The "Dead Zone" (shown in reds and oranges) in the Gulf of Mexico is inundated with nitrogen from fertilizers.© www.gsfc.nasa.gov
Scientists believe that an oxygen-depleted "dead zone" in the Gulf of Mexico is growing rapidly as a result of Americans" increasing appetite for ethanol, a carbon-neutral biofuel derived from corn that can be used as a gasoline additive or as E85, a gasoline alternative in automotive engines. Dead zones form when vast swaths of ocean water are inundated with nitrogen-based fertilizers—such as those used to grow corn in states along the Mississippi River (which empties into the Gulf). Marine life cannot survive in dead zones, and Gulf fishermen are now forced further and further offshore to net marketable catches. Experts estimate that the Gulf dead zone now stretches across some 7,900 square miles.
"We might be coming close to a tipping point," says Matt Rota, director of the water resources program for the nonprofit Gulf Restoration Network. "The ecosystem might change or collapse as opposed to being just impacted."
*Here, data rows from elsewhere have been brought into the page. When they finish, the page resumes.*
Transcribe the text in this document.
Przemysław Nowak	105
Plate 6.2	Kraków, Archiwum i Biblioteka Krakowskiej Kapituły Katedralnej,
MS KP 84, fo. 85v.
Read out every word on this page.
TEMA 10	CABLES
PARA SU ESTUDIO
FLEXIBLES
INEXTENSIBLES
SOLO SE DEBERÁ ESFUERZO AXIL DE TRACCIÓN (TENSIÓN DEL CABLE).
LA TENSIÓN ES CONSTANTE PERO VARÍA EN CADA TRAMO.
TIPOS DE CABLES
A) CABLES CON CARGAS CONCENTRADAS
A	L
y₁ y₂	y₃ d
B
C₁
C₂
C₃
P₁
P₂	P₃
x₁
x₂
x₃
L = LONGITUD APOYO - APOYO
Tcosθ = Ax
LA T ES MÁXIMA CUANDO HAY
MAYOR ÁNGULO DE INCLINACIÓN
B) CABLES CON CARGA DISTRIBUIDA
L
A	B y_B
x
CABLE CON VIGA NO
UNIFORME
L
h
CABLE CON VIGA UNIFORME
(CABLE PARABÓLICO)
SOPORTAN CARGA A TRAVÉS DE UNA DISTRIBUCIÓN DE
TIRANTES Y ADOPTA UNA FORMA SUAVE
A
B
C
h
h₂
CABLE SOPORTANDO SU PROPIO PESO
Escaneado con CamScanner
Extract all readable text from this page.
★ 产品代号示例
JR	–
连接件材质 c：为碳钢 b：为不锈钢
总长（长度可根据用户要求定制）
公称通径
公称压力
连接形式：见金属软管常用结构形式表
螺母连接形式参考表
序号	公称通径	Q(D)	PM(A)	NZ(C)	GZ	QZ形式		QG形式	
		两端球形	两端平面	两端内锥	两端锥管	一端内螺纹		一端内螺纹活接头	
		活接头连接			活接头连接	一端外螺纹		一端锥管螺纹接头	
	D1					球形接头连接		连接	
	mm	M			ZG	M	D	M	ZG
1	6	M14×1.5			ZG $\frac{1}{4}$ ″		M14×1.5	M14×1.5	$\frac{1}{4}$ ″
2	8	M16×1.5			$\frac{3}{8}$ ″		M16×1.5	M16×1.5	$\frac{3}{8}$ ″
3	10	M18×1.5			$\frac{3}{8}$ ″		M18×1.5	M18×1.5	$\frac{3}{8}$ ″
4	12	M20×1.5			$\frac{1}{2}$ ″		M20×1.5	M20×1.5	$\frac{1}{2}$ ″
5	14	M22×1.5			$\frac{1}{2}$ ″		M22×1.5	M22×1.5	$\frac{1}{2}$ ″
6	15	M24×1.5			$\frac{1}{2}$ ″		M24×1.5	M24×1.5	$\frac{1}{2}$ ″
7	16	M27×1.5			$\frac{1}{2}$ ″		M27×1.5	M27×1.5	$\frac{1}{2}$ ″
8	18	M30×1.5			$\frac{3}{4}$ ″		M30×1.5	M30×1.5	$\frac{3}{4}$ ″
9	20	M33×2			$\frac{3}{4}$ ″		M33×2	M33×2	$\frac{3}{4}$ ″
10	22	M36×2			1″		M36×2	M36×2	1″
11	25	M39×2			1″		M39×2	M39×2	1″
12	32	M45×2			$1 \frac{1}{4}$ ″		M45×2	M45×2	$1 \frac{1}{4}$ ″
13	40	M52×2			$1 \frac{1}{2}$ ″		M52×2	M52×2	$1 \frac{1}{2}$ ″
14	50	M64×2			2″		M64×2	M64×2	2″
Just as environmentalists were starting to make some headway convincing farmers in states along the Mississippi River to grow crops less dependent on nitrogen fertilizers, the price of corn doubled due to ethanol demand. Environmentalists are lobbying the federal government to step in and provide subsidies for farmers to use less nitrogen-based fertilizer, but such requests have been ignored by decision makers more concerned with boosting the economy than protecting marine ecosystems. And with the Bush administration making a big push to increase ethanol production over the next decade, a full-blown fisheries crisis might be inevitable.